Krakow integrates photography and sculpture into “furniture-pedestals,” a translation of museum pedestals that suggest domestic vanities and have legs of their own. Her photography—also a process of embodiment and erasure—aestheticize the human arm, an appendage that becomes an object for supporting and being supported. By using studio photography—conventions used in both contemporary advertising and ancient sculpture documentation—and by employing museum display tactics, Krakow’s work reveals the posturing, transformation, and loss that armatures and display methods represent today.

Ellie Krakow

Ellie Krakow is an interdisciplinary artist who earned her MFA from Hunter College and her BA through study at Yale University and the Rhode Island School of Design.
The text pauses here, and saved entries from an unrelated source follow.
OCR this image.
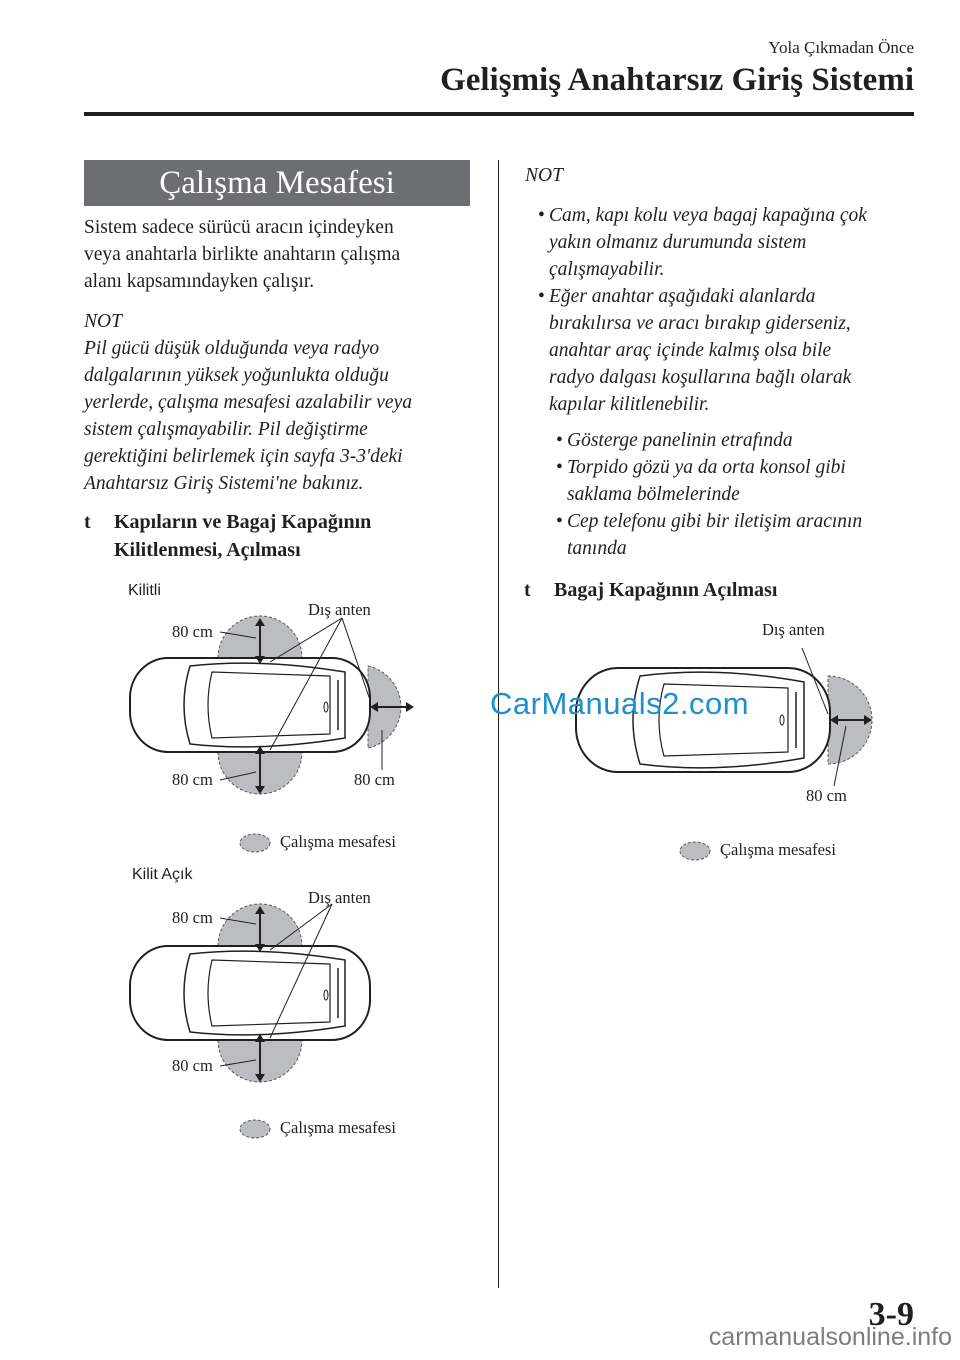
Yola Çıkmadan Önce
Gelişmiş Anahtarsız Giriş Sistemi
Çalışma Mesafesi
Sistem sadece sürücü aracın içindeyken
veya anahtarla birlikte anahtarın çalışma
alanı kapsamındayken çalışır.
NOT
Pil gücü düşük olduğunda veya radyo
dalgalarının yüksek yoğunlukta olduğu
yerlerde, çalışma mesafesi azalabilir veya
sistem çalışmayabilir. Pil değiştirme
gerektiğini belirlemek için sayfa 3-3'deki
Anahtarsız Giriş Sistemi'ne bakınız.
t Kapıların ve Bagaj Kapağının
Kilitlenmesi, Açılması
Kilitli
Dış anten
80 cm
80 cm	80 cm
Çalışma mesafesi
Kilit Açık
Dış anten
80 cm
80 cm
Çalışma mesafesi
NOT
• Cam, kapı kolu veya bagaj kapağına çok
yakın olmanız durumunda sistem
çalışmayabilir.
• Eğer anahtar aşağıdaki alanlarda
bırakılırsa ve aracı bırakıp giderseniz,
anahtar araç içinde kalmış olsa bile
radyo dalgası koşullarına bağlı olarak
kapılar kilitlenebilir.
• Gösterge panelinin etrafında
• Torpido gözü ya da orta konsol gibi
saklama bölmelerinde
• Cep telefonu gibi bir iletişim aracının
tanında
t Bagaj Kapağının Açılması
Dış anten
80 cm
Çalışma mesafesi
CarManuals2.com
3-9
carmanualsonline.info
Her solo exhibitions and performances have been shown at The Skowhegan NYC Project Space, Spring/Break Art Fair, and Cuchifritos Gallery. Recent group show venues include Field Projects, Thierry Goldberg Gallery, Interstate Projects, and NARS Foundation (all NYC); outside of New York City her work has been included in the Kingston Sculpture Biennial in Kingston, NY, the Pula Film Festival in Croatia, and MMX Open Art in Berlin. Her text-based projects have been published in VECTOR Artists Journal and Drain Journal of Contemporary Art and Culture, and her artwork has been featured in BOMB, The Stranger, and Dossier Journal. She is a recipient of a Boomerang Fund for Artists Grant and has participated in residencies at Skowhegan School of Painting and Sculpture, Yaddo, and Abrons Arts Center.